Dataset exporter to COCO + YOLO with video-level splits prevents leakage.

What this demonstrates

Capability	Evidence	Where to look
Full-stack system design	UI + API + worker	ui/app.py, backend/
Async processing	Celery task queue	backend/worker/
CV/NLP pipeline	frames + detection + STT	backend/src/entity_indexing/
FastAPI endpoints	upload + report APIs	backend/main.py
Dataset export	COCO + YOLO exporter	scripts/export_training_dataset.py

Reproducibility

Docker quickstart:
docker-compose up --build
open http://localhost:5173

Local dev quickstart:
brew install ffmpeg tesseract
python -m venv .venv && source .venv/bin/activate
pip install -r backend/requirements.txt
redis-server
uvicorn backend.main:app --host 0.0.0.0 --port 8010
celery -A backend.worker.celery_app worker --loglevel=info
cd frontend && npm install && npm run dev

Reviewer tasks:
1) Upload a sample video
2) Open the timeline and click a range
3) Run a semantic search and export the report

Demo kit (no cloud)

Use a small MP4 sample (or a public MP4 URL) to keep demos fast. Run the pipeline locally, upload the sample, then review the timeline, search results, and exportable report.

If keys are required for any model downloads, set them via env vars locally only. Do not commit secrets.

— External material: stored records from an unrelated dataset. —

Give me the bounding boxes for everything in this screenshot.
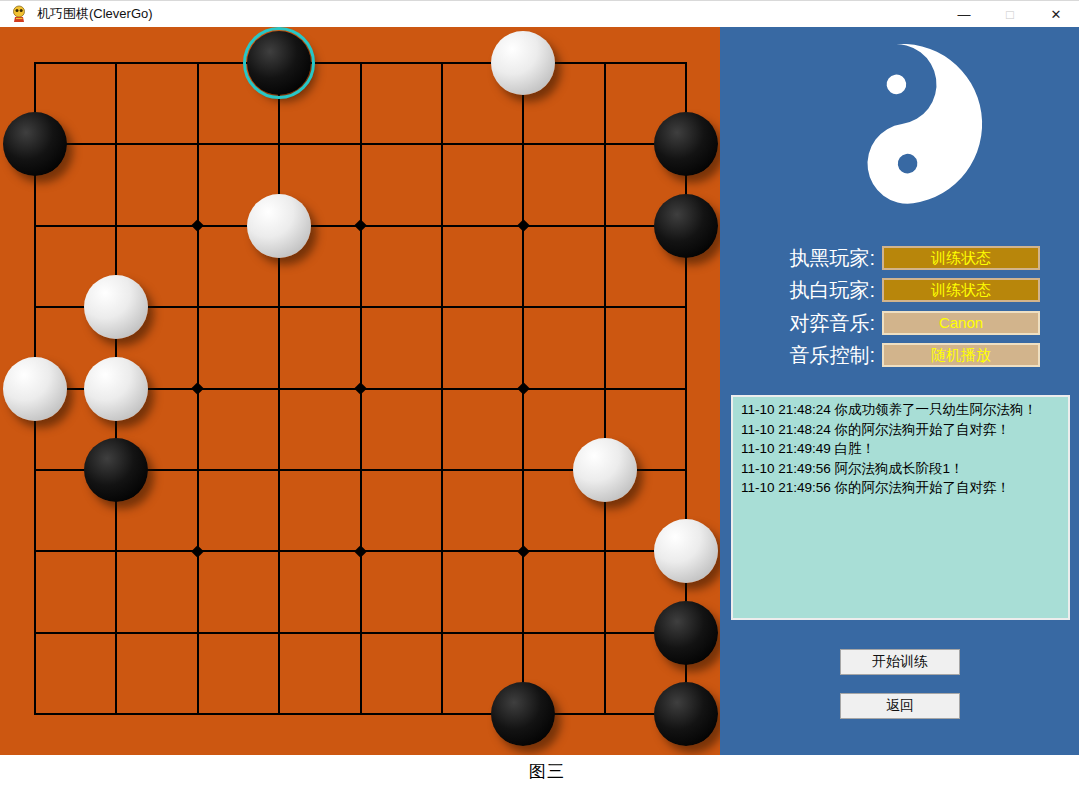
yinyang-icon: [801, 23, 1002, 224]
training-log[interactable]: 11-10 21:48:24 你成功领养了一只幼生阿尔法狗！11-10 21:4…: [731, 395, 1070, 620]
board-line-vertical: [604, 62, 606, 715]
white-stone: [247, 194, 311, 258]
start-training-button[interactable]: 开始训练: [840, 649, 960, 675]
close-button[interactable]: ✕: [1033, 1, 1079, 28]
minimize-button[interactable]: —: [941, 1, 987, 28]
star-point: [354, 382, 367, 395]
white-stone: [84, 275, 148, 339]
white-stone: [573, 438, 637, 502]
game-music-value-button[interactable]: Canon: [882, 311, 1040, 335]
black-stone: [654, 194, 718, 258]
last-move-marker: [243, 27, 315, 99]
star-point: [191, 382, 204, 395]
black-stone: [3, 112, 67, 176]
white-stone: [491, 31, 555, 95]
black-stone: [654, 601, 718, 665]
go-board[interactable]: [0, 27, 720, 755]
star-point: [191, 545, 204, 558]
black-stone: [654, 682, 718, 746]
figure-caption-zone: 图三: [0, 755, 1079, 788]
setting-row-music-control: 音乐控制: 随机播放: [720, 343, 1079, 367]
white-player-label: 执白玩家:: [789, 278, 875, 302]
window-title: 机巧围棋(CleverGo): [37, 5, 153, 23]
black-stone: [654, 112, 718, 176]
window-controls: — □ ✕: [941, 1, 1079, 28]
log-line: 11-10 21:49:56 阿尔法狗成长阶段1！: [741, 459, 1060, 479]
log-line: 11-10 21:48:24 你的阿尔法狗开始了自对弈！: [741, 420, 1060, 440]
game-music-label: 对弈音乐:: [789, 311, 875, 335]
music-control-value-button[interactable]: 随机播放: [882, 343, 1040, 367]
board-line-vertical: [441, 62, 443, 715]
star-point: [517, 219, 530, 232]
figure-caption: 图三: [514, 760, 565, 783]
star-point: [517, 382, 530, 395]
white-stone: [3, 357, 67, 421]
music-control-label: 音乐控制:: [789, 343, 875, 367]
board-line-horizontal: [34, 713, 687, 715]
sidebar-panel: 执黑玩家: 训练状态 执白玩家: 训练状态 对弈音乐: Canon 音乐控制: …: [720, 27, 1079, 755]
white-player-value-button[interactable]: 训练状态: [882, 278, 1040, 302]
setting-row-game-music: 对弈音乐: Canon: [720, 311, 1079, 335]
setting-row-white-player: 执白玩家: 训练状态: [720, 278, 1079, 302]
white-stone: [84, 357, 148, 421]
black-stone: [491, 682, 555, 746]
star-point: [354, 545, 367, 558]
app-icon: [11, 5, 29, 23]
black-stone: [84, 438, 148, 502]
black-player-label: 执黑玩家:: [789, 246, 875, 270]
setting-row-black-player: 执黑玩家: 训练状态: [720, 246, 1079, 270]
black-player-value-button[interactable]: 训练状态: [882, 246, 1040, 270]
star-point: [354, 219, 367, 232]
log-line: 11-10 21:48:24 你成功领养了一只幼生阿尔法狗！: [741, 400, 1060, 420]
star-point: [517, 545, 530, 558]
return-button[interactable]: 返回: [840, 693, 960, 719]
title-bar: 机巧围棋(CleverGo) — □ ✕: [0, 0, 1079, 27]
main-content: 执黑玩家: 训练状态 执白玩家: 训练状态 对弈音乐: Canon 音乐控制: …: [0, 27, 1079, 755]
board-line-horizontal: [34, 632, 687, 634]
white-stone: [654, 519, 718, 583]
star-point: [191, 219, 204, 232]
log-line: 11-10 21:49:56 你的阿尔法狗开始了自对弈！: [741, 478, 1060, 498]
maximize-button[interactable]: □: [987, 1, 1033, 28]
log-line: 11-10 21:49:49 白胜！: [741, 439, 1060, 459]
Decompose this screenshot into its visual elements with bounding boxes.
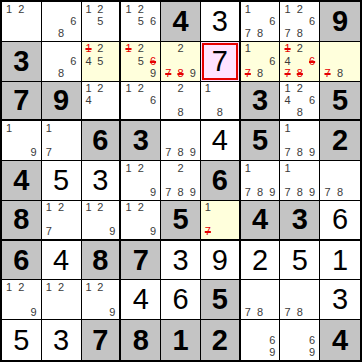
candidate-8: 8 <box>294 187 306 199</box>
solved-digit: 3 <box>332 285 348 314</box>
candidate-7: 7 <box>43 226 55 238</box>
cell-r7c5[interactable]: 3 <box>161 241 201 281</box>
cell-r8c2[interactable]: 12 <box>42 280 82 320</box>
candidate-5: 5 <box>135 15 147 27</box>
cell-r9c5[interactable]: 1 <box>161 320 201 360</box>
candidate-6: 6 <box>147 15 159 27</box>
candidate-1: 1 <box>242 162 254 174</box>
cell-r3c2[interactable]: 9 <box>42 82 82 122</box>
candidate-2: 2 <box>294 43 306 55</box>
candidate-grid: 126 <box>122 83 159 119</box>
cell-r9c6[interactable]: 2 <box>201 320 241 360</box>
solved-digit: 7 <box>212 47 228 76</box>
cell-r4c6[interactable]: 4 <box>201 121 241 161</box>
cell-r4c5[interactable]: 789 <box>161 121 201 161</box>
cell-r6c7[interactable]: 4 <box>241 201 281 241</box>
candidate-grid: 69 <box>281 321 318 359</box>
candidate-9: 9 <box>187 187 199 199</box>
candidate-1: 1 <box>281 83 293 95</box>
candidate-8: 8 <box>214 106 226 118</box>
cell-r7c6[interactable]: 9 <box>201 241 241 281</box>
candidate-grid: 19 <box>3 122 40 159</box>
candidate-2: 2 <box>94 202 106 214</box>
solved-digit: 3 <box>212 7 228 36</box>
candidate-9: 9 <box>306 346 318 359</box>
cell-r9c2[interactable]: 3 <box>42 320 82 360</box>
given-digit: 1 <box>172 326 188 355</box>
candidate-grid: 1245 <box>83 43 119 80</box>
candidate-8: 8 <box>55 28 67 40</box>
solved-digit: 4 <box>53 246 69 275</box>
solved-digit: 3 <box>172 246 188 275</box>
cell-r5c6[interactable]: 6 <box>201 161 241 201</box>
candidate-9: 9 <box>106 306 118 318</box>
candidate-2: 2 <box>135 3 147 15</box>
candidate-2: 2 <box>174 83 186 95</box>
solved-digit: 3 <box>92 166 108 195</box>
candidate-2: 2 <box>55 281 67 293</box>
candidate-7-eliminated: 7 <box>202 226 214 238</box>
candidate-7: 7 <box>281 28 293 40</box>
cell-r1c8[interactable]: 12678 <box>280 2 320 42</box>
candidate-8: 8 <box>254 306 266 318</box>
cell-r1c2[interactable]: 68 <box>42 2 82 42</box>
solved-digit: 6 <box>172 285 188 314</box>
candidate-1: 1 <box>202 83 214 95</box>
candidate-grid: 124 <box>83 83 119 119</box>
cell-r5c3[interactable]: 3 <box>82 161 122 201</box>
candidate-9: 9 <box>187 147 199 159</box>
solved-digit: 4 <box>212 126 228 155</box>
candidate-grid: 68 <box>43 3 80 40</box>
given-digit: 6 <box>13 246 29 275</box>
solved-digit: 5 <box>53 166 69 195</box>
candidate-2: 2 <box>15 281 27 293</box>
candidate-grid: 129 <box>3 281 40 318</box>
candidate-grid: 12468 <box>281 83 318 119</box>
candidate-8: 8 <box>55 67 67 79</box>
solved-digit: 3 <box>53 326 69 355</box>
candidate-grid: 1789 <box>281 122 318 159</box>
solved-digit: 2 <box>252 246 268 275</box>
candidate-1: 1 <box>122 83 134 95</box>
candidate-1-eliminated: 1 <box>122 43 134 55</box>
cell-r8c4[interactable]: 4 <box>121 280 161 320</box>
candidate-1: 1 <box>122 3 134 15</box>
candidate-8: 8 <box>174 187 186 199</box>
cell-r2c9[interactable]: 78 <box>320 42 360 82</box>
candidate-1: 1 <box>43 281 55 293</box>
cell-r9c3[interactable]: 7 <box>82 320 122 360</box>
candidate-grid: 1789 <box>281 162 318 199</box>
solved-digit: 4 <box>133 285 149 314</box>
candidate-1: 1 <box>242 3 254 15</box>
candidate-7-eliminated: 7 <box>162 67 174 79</box>
given-digit: 3 <box>133 126 149 155</box>
cell-r6c5[interactable]: 5 <box>161 201 201 241</box>
candidate-grid: 78 <box>321 162 359 199</box>
candidate-8: 8 <box>294 106 306 118</box>
cell-r9c7[interactable]: 69 <box>241 320 281 360</box>
cell-r1c4[interactable]: 1256 <box>121 2 161 42</box>
candidate-6: 6 <box>266 55 278 67</box>
cell-r5c5[interactable]: 2789 <box>161 161 201 201</box>
candidate-grid: 1256 <box>122 3 159 40</box>
cell-r5c1[interactable]: 4 <box>2 161 42 201</box>
candidate-2: 2 <box>135 202 147 214</box>
given-digit: 2 <box>332 126 348 155</box>
candidate-6: 6 <box>306 15 318 27</box>
candidate-1: 1 <box>3 122 15 134</box>
candidate-2: 2 <box>135 162 147 174</box>
cell-r8c3[interactable]: 129 <box>82 280 122 320</box>
candidate-2: 2 <box>294 83 306 95</box>
candidate-9: 9 <box>147 226 159 238</box>
cell-r6c9[interactable]: 6 <box>320 201 360 241</box>
candidate-1: 1 <box>83 83 95 95</box>
candidate-8: 8 <box>294 28 306 40</box>
cell-r1c3[interactable]: 125 <box>82 2 122 42</box>
given-digit: 7 <box>92 326 108 355</box>
candidate-5: 5 <box>94 55 106 67</box>
candidate-2: 2 <box>55 202 67 214</box>
candidate-7: 7 <box>281 147 293 159</box>
cell-r9c8[interactable]: 69 <box>280 320 320 360</box>
given-digit: 2 <box>212 326 228 355</box>
cell-r7c4[interactable]: 7 <box>121 241 161 281</box>
given-digit: 3 <box>252 86 268 115</box>
candidate-8: 8 <box>254 187 266 199</box>
candidate-grid: 17 <box>202 202 238 238</box>
candidate-6: 6 <box>306 94 318 106</box>
given-digit: 6 <box>212 166 228 195</box>
cell-r1c1[interactable]: 12 <box>2 2 42 42</box>
solved-digit: 1 <box>332 246 348 275</box>
candidate-6: 6 <box>67 15 79 27</box>
given-digit: 3 <box>292 205 308 234</box>
cell-r4c2[interactable]: 17 <box>42 121 82 161</box>
candidate-grid: 78 <box>242 281 279 318</box>
candidate-7-eliminated: 7 <box>321 67 334 79</box>
cell-r2c5[interactable]: 2789 <box>161 42 201 82</box>
candidate-grid: 2789 <box>162 43 199 80</box>
candidate-7: 7 <box>281 187 293 199</box>
cell-r7c7[interactable]: 2 <box>241 241 281 281</box>
cell-r8c6[interactable]: 5 <box>201 280 241 320</box>
candidate-1: 1 <box>3 281 15 293</box>
given-digit: 5 <box>172 205 188 234</box>
candidate-1: 1 <box>242 43 254 55</box>
candidate-9: 9 <box>187 67 199 79</box>
candidate-1: 1 <box>281 122 293 134</box>
candidate-1-eliminated: 1 <box>281 43 293 55</box>
candidate-8: 8 <box>294 306 306 318</box>
candidate-6: 6 <box>67 55 79 67</box>
candidate-9: 9 <box>266 187 278 199</box>
candidate-8: 8 <box>334 187 347 199</box>
candidate-grid: 129 <box>83 202 119 238</box>
cell-r9c1[interactable]: 5 <box>2 320 42 360</box>
candidate-6-eliminated: 6 <box>306 55 318 67</box>
cell-r5c9[interactable]: 78 <box>320 161 360 201</box>
candidate-grid: 28 <box>162 83 199 119</box>
candidate-7: 7 <box>162 147 174 159</box>
candidate-9: 9 <box>106 226 118 238</box>
cell-r4c4[interactable]: 3 <box>121 121 161 161</box>
cell-r3c1[interactable]: 7 <box>2 82 42 122</box>
candidate-9: 9 <box>28 306 40 318</box>
cell-r7c2[interactable]: 4 <box>42 241 82 281</box>
candidate-2: 2 <box>94 3 106 15</box>
candidate-7: 7 <box>43 147 55 159</box>
candidate-grid: 17 <box>43 122 80 159</box>
cell-r2c8[interactable]: 124678 <box>280 42 320 82</box>
given-digit: 5 <box>252 126 268 155</box>
candidate-1: 1 <box>3 3 15 15</box>
candidate-5: 5 <box>135 55 147 67</box>
candidate-8-eliminated: 8 <box>294 67 306 79</box>
candidate-8: 8 <box>174 147 186 159</box>
candidate-2: 2 <box>135 83 147 95</box>
cell-r6c8[interactable]: 3 <box>280 201 320 241</box>
given-digit: 5 <box>332 86 348 115</box>
cell-r1c6[interactable]: 3 <box>201 2 241 42</box>
candidate-9: 9 <box>266 346 278 359</box>
cell-r5c8[interactable]: 1789 <box>280 161 320 201</box>
candidate-grid: 125 <box>83 3 119 40</box>
given-digit: 8 <box>133 326 149 355</box>
candidate-1-eliminated: 1 <box>83 43 95 55</box>
candidate-7-eliminated: 7 <box>242 67 254 79</box>
candidate-2: 2 <box>94 281 106 293</box>
candidate-5: 5 <box>94 15 106 27</box>
candidate-1: 1 <box>83 281 95 293</box>
candidate-7: 7 <box>242 28 254 40</box>
cell-r5c4[interactable]: 129 <box>121 161 161 201</box>
given-digit: 4 <box>252 205 268 234</box>
cell-r9c4[interactable]: 8 <box>121 320 161 360</box>
cell-r2c3[interactable]: 1245 <box>82 42 122 82</box>
candidate-2: 2 <box>174 162 186 174</box>
candidate-grid: 2789 <box>162 162 199 199</box>
cell-r2c2[interactable]: 68 <box>42 42 82 82</box>
cell-r1c5[interactable]: 4 <box>161 2 201 42</box>
cell-r7c9[interactable]: 1 <box>320 241 360 281</box>
candidate-2: 2 <box>15 3 27 15</box>
solved-digit: 9 <box>212 246 228 275</box>
candidate-4: 4 <box>281 94 293 106</box>
cell-r8c5[interactable]: 6 <box>161 280 201 320</box>
cell-r8c7[interactable]: 78 <box>241 280 281 320</box>
candidate-2: 2 <box>94 43 106 55</box>
candidate-7: 7 <box>242 306 254 318</box>
sudoku-board: 1268125125643167812678936812451256927897… <box>0 0 362 362</box>
candidate-8: 8 <box>294 147 306 159</box>
candidate-8-eliminated: 8 <box>174 67 186 79</box>
cell-r7c3[interactable]: 8 <box>82 241 122 281</box>
candidate-6: 6 <box>266 334 278 347</box>
cell-r3c9[interactable]: 5 <box>320 82 360 122</box>
cell-r1c7[interactable]: 1678 <box>241 2 281 42</box>
candidate-7: 7 <box>321 187 334 199</box>
candidate-4: 4 <box>83 55 95 67</box>
cell-r4c1[interactable]: 19 <box>2 121 42 161</box>
candidate-1: 1 <box>43 122 55 134</box>
candidate-9: 9 <box>147 67 159 79</box>
candidate-7: 7 <box>281 306 293 318</box>
candidate-1: 1 <box>122 202 134 214</box>
candidate-grid: 1789 <box>242 162 279 199</box>
candidate-1: 1 <box>83 202 95 214</box>
candidate-7: 7 <box>162 187 174 199</box>
given-digit: 4 <box>172 7 188 36</box>
candidate-grid: 1678 <box>242 43 279 80</box>
candidate-grid: 127 <box>43 202 80 238</box>
cell-r4c9[interactable]: 2 <box>320 121 360 161</box>
given-digit: 6 <box>92 126 108 155</box>
cell-r6c4[interactable]: 129 <box>121 201 161 241</box>
candidate-1: 1 <box>202 202 214 214</box>
candidate-9: 9 <box>28 147 40 159</box>
cell-r6c3[interactable]: 129 <box>82 201 122 241</box>
cell-r2c7[interactable]: 1678 <box>241 42 281 82</box>
cell-r8c8[interactable]: 78 <box>280 280 320 320</box>
candidate-8: 8 <box>254 28 266 40</box>
candidate-4: 4 <box>281 55 293 67</box>
candidate-grid: 12678 <box>281 3 318 40</box>
given-digit: 7 <box>133 246 149 275</box>
cell-r7c8[interactable]: 5 <box>280 241 320 281</box>
candidate-grid: 69 <box>242 321 279 359</box>
candidate-1: 1 <box>122 162 134 174</box>
given-digit: 8 <box>13 205 29 234</box>
given-digit: 4 <box>13 166 29 195</box>
cell-r2c4[interactable]: 12569 <box>121 42 161 82</box>
cell-r4c8[interactable]: 1789 <box>280 121 320 161</box>
candidate-grid: 129 <box>83 281 119 318</box>
given-digit: 9 <box>332 7 348 36</box>
candidate-1: 1 <box>43 202 55 214</box>
cell-r5c2[interactable]: 5 <box>42 161 82 201</box>
candidate-2: 2 <box>135 43 147 55</box>
candidate-grid: 124678 <box>281 43 318 80</box>
candidate-grid: 18 <box>202 83 238 119</box>
cell-r8c9[interactable]: 3 <box>320 280 360 320</box>
solved-digit: 6 <box>332 205 348 234</box>
cell-r5c7[interactable]: 1789 <box>241 161 281 201</box>
candidate-grid: 789 <box>162 122 199 159</box>
candidate-1: 1 <box>83 3 95 15</box>
cell-r4c7[interactable]: 5 <box>241 121 281 161</box>
candidate-1: 1 <box>281 162 293 174</box>
cell-r3c7[interactable]: 3 <box>241 82 281 122</box>
cell-r6c6[interactable]: 17 <box>201 201 241 241</box>
cell-r2c1[interactable]: 3 <box>2 42 42 82</box>
candidate-2: 2 <box>294 3 306 15</box>
candidate-1: 1 <box>281 3 293 15</box>
cell-r9c9[interactable]: 4 <box>320 320 360 360</box>
candidate-grid: 78 <box>281 281 318 318</box>
candidate-6-eliminated: 6 <box>147 55 159 67</box>
candidate-8: 8 <box>174 106 186 118</box>
cell-r3c8[interactable]: 12468 <box>280 82 320 122</box>
cell-r3c3[interactable]: 124 <box>82 82 122 122</box>
candidate-9: 9 <box>306 147 318 159</box>
cell-r3c5[interactable]: 28 <box>161 82 201 122</box>
candidate-2: 2 <box>94 83 106 95</box>
solved-digit: 5 <box>292 246 308 275</box>
candidate-8: 8 <box>254 67 266 79</box>
cell-r2c6[interactable]: 7 <box>201 42 241 82</box>
cell-r3c6[interactable]: 18 <box>201 82 241 122</box>
candidate-9: 9 <box>306 187 318 199</box>
candidate-grid: 129 <box>122 202 159 238</box>
given-digit: 9 <box>53 86 69 115</box>
candidate-grid: 129 <box>122 162 159 199</box>
cell-r8c1[interactable]: 129 <box>2 280 42 320</box>
candidate-6: 6 <box>147 94 159 106</box>
given-digit: 7 <box>13 86 29 115</box>
cell-r7c1[interactable]: 6 <box>2 241 42 281</box>
given-digit: 3 <box>13 47 29 76</box>
given-digit: 5 <box>212 285 228 314</box>
candidate-grid: 78 <box>321 43 359 80</box>
candidate-grid: 1678 <box>242 3 279 40</box>
candidate-grid: 68 <box>43 43 80 80</box>
candidate-grid: 12 <box>43 281 80 318</box>
solved-digit: 5 <box>13 326 29 355</box>
candidate-7: 7 <box>242 187 254 199</box>
candidate-6: 6 <box>266 15 278 27</box>
given-digit: 8 <box>92 246 108 275</box>
candidate-7-eliminated: 7 <box>281 67 293 79</box>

Recorded demo (placeholder)

Add a Loom/YouTube link here when a recorded demo is available.

Limitations & roadmap

Limitations

CPU-bound performance; larger videos can take 1–2 minutes per minute of footage on a laptop.
Single-node deployment; no distributed workers or shared cache yet.
No auth/rate limiting if exposed publicly.
URL uploads can fail (403) depending on the source host.

Roadmap

GPU support for faster inference + larger Whisper models.
Auth + rate limiting for shared deployments.
Distributed workers + Postgres for multi-user scale.
Object storage (S3-compatible) for large artifacts.
Caching, retry/backoff, and improved search ranking.
Expanded tests + CI for pipeline regressions.

Security & privacy

Optional API keys must be injected via env/.env/Docker secrets and never committed.
Share links are read-only tokens stored in SQLite.
If deployed publicly, add auth + rate limiting and isolate storage.